Investment banks currently expect tariff rates to jump 15% points. This is a previous “risk case” scenario that appears likely that Trump will announce mutual tariffs on Wednesday. However, Goldman noted that the product and country exclusion ultimately reduced that increase to 9% points.
As new trade moves are enacted, Jan Hatzius of the Goldman Economic Team, led by global investment research directors, has had a wide and negative impact on the economy.
In a memo released Sunday, the company said, “We continue to believe that the risk from the April 2nd tariffs is greater than many previously assumed market participants.”
Inflation exceeds target
On inflation, the company is looking at its preferred core measurements excluding food and energy prices, reaching 3.5% in 2025, an increase of 0.5 points from previous forecasts and well above the Federal Reserve 2% target.
This means weak economic growth.

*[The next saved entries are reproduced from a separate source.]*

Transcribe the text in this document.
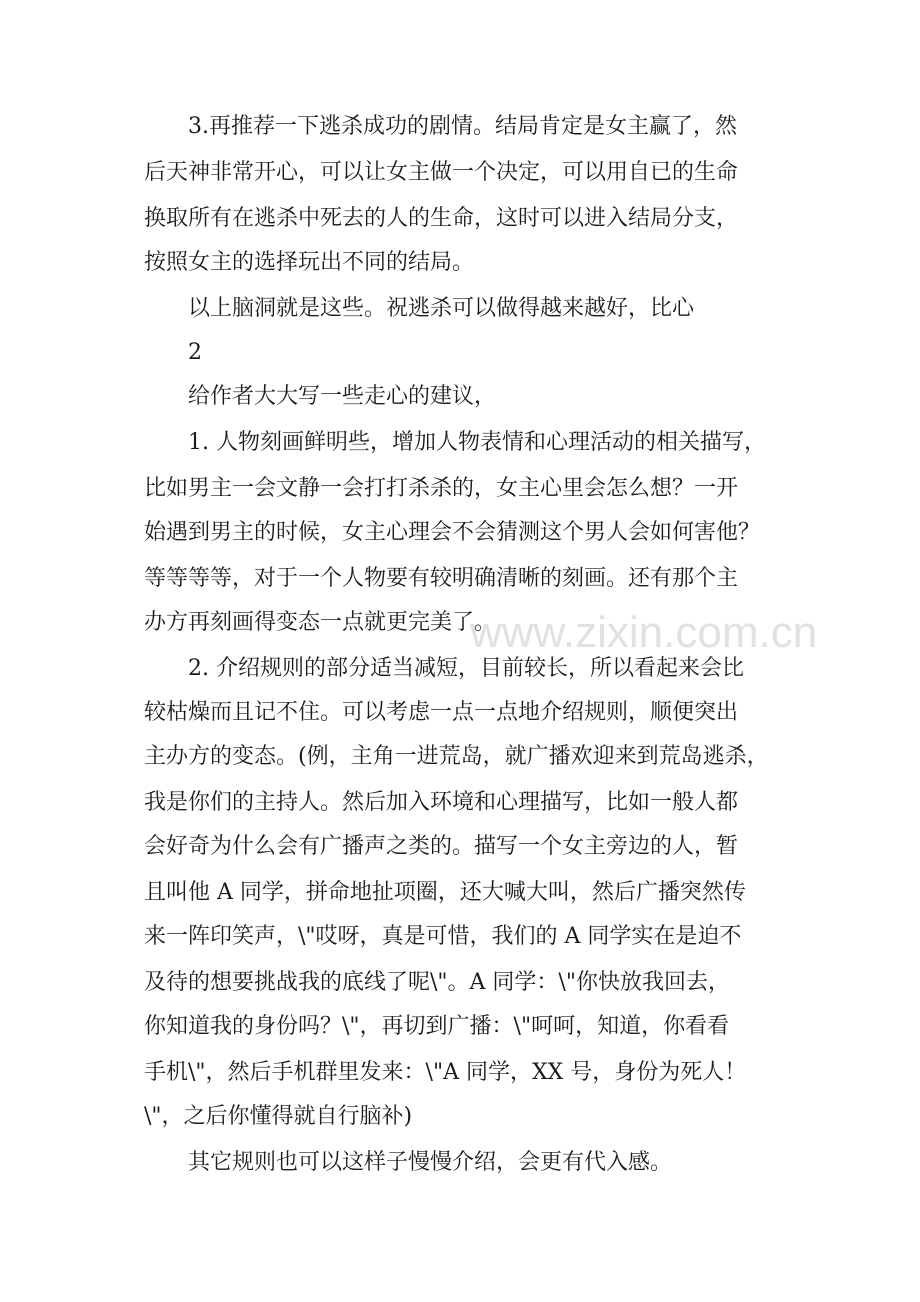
3.再推荐一下逃杀成功的剧情。结局肯定是女主赢了，然
后天神非常开心，可以让女主做一个决定，可以用自已的生命
换取所有在逃杀中死去的人的生命，这时可以进入结局分支，
按照女主的选择玩出不同的结局。
以上脑洞就是这些。祝逃杀可以做得越来越好，比心
2
给作者大大写一些走心的建议，
1. 人物刻画鲜明些，增加人物表情和心理活动的相关描写，
比如男主一会文静一会打打杀杀的，女主心里会怎么想？一开
始遇到男主的时候，女主心理会不会猜测这个男人会如何害他？
等等等等，对于一个人物要有较明确清晰的刻画。还有那个主
办方再刻画得变态一点就更完美了。
2. 介绍规则的部分适当减短，目前较长，所以看起来会比
较枯燥而且记不住。可以考虑一点一点地介绍规则，顺便突出
主办方的变态。(例，主角一进荒岛，就广播欢迎来到荒岛逃杀，
我是你们的主持人。然后加入环境和心理描写，比如一般人都
会好奇为什么会有广播声之类的。描写一个女主旁边的人，暂
且叫他 A 同学，拼命地扯项圈，还大喊大叫，然后广播突然传
来一阵印笑声，\"哎呀，真是可惜，我们的 A 同学实在是迫不
及待的想要挑战我的底线了呢\"。A 同学：\"你快放我回去，
你知道我的身份吗？\"，再切到广播：\"呵呵，知道，你看看
手机\"，然后手机群里发来：\"A 同学，XX 号，身份为死人！
\"，之后你懂得就自行脑补)
其它规则也可以这样子慢慢介绍，会更有代入感。
www.zixin.com.cn
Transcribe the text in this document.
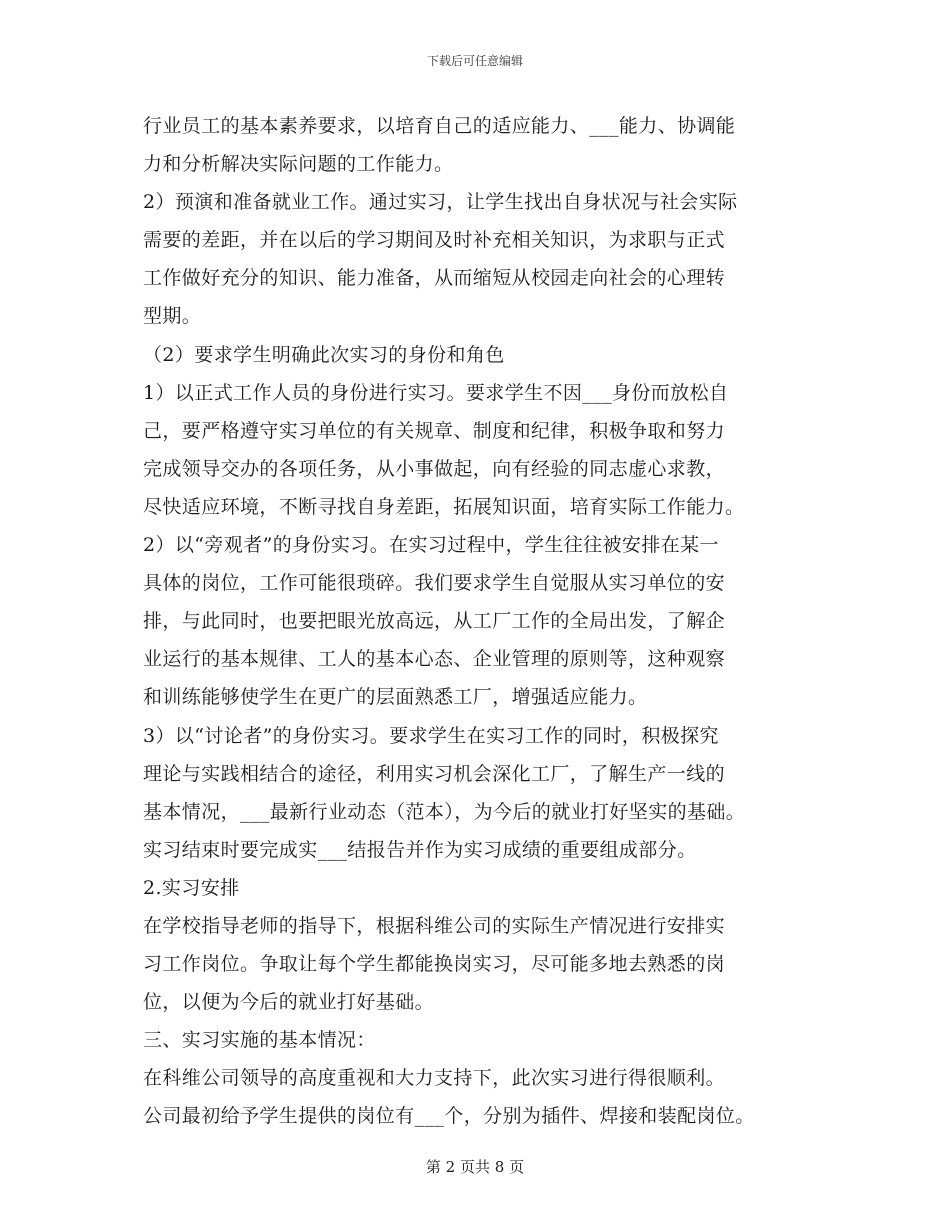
下载后可任意编辑
行业员工的基本素养要求，以培育自己的适应能力、___能力、协调能
力和分析解决实际问题的工作能力。
2）预演和准备就业工作。通过实习，让学生找出自身状况与社会实际
需要的差距，并在以后的学习期间及时补充相关知识，为求职与正式
工作做好充分的知识、能力准备，从而缩短从校园走向社会的心理转
型期。
（2）要求学生明确此次实习的身份和角色
1）以正式工作人员的身份进行实习。要求学生不因___身份而放松自
己，要严格遵守实习单位的有关规章、制度和纪律，积极争取和努力
完成领导交办的各项任务，从小事做起，向有经验的同志虚心求教，
尽快适应环境，不断寻找自身差距，拓展知识面，培育实际工作能力。
2）以“旁观者”的身份实习。在实习过程中，学生往往被安排在某一
具体的岗位，工作可能很琐碎。我们要求学生自觉服从实习单位的安
排，与此同时，也要把眼光放高远，从工厂工作的全局出发，了解企
业运行的基本规律、工人的基本心态、企业管理的原则等，这种观察
和训练能够使学生在更广的层面熟悉工厂，增强适应能力。
3）以“讨论者”的身份实习。要求学生在实习工作的同时，积极探究
理论与实践相结合的途径，利用实习机会深化工厂，了解生产一线的
基本情况，___最新行业动态（范本），为今后的就业打好坚实的基础。
实习结束时要完成实___结报告并作为实习成绩的重要组成部分。
2.实习安排
在学校指导老师的指导下，根据科维公司的实际生产情况进行安排实
习工作岗位。争取让每个学生都能换岗实习，尽可能多地去熟悉的岗
位，以便为今后的就业打好基础。
三、实习实施的基本情况：
在科维公司领导的高度重视和大力支持下，此次实习进行得很顺利。
公司最初给予学生提供的岗位有___个，分别为插件、焊接和装配岗位。
第 2 页共 8 页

Annual growth rate of just 0.2% in the first quarter, 1% per year for the year measured from the fourth quarter of 2024 to the fourth quarter of 2025, down 0.5 percentage points from the previous forecast. Additionally, the Wall Street company believes its unemployment rate is at 4.5%. This is up 0.3 percentage points from previous forecasts.
Taken together, Goldman expects a 35% chance of a recession over the next 12 months, up from the previous forecast of 20%.
The forecasts increase the likelihood of a stag economy with low growth and high inflation. The last time the US saw stagflation was in the late 1970s and early 1980s. At the time, the Paul Volker-led Fed dramatically raised interest rates and brought the economy into a recession as the central bank chose to support economic growth.
Three rate reductions
Goldman’s economists don’t think so this time. In fact, the company expects the Fed to cut its benchmark rate three times this year.
“The Fed forecast has pushed the only 2026 cut in 2025 forward, but we look forward to three consecutive cuts this July, September and November.
The latest tariff coverage is still unknown, but the Wall Street Journal reported on Sunday that Trump is pushing his team towards a more aggressive taxation.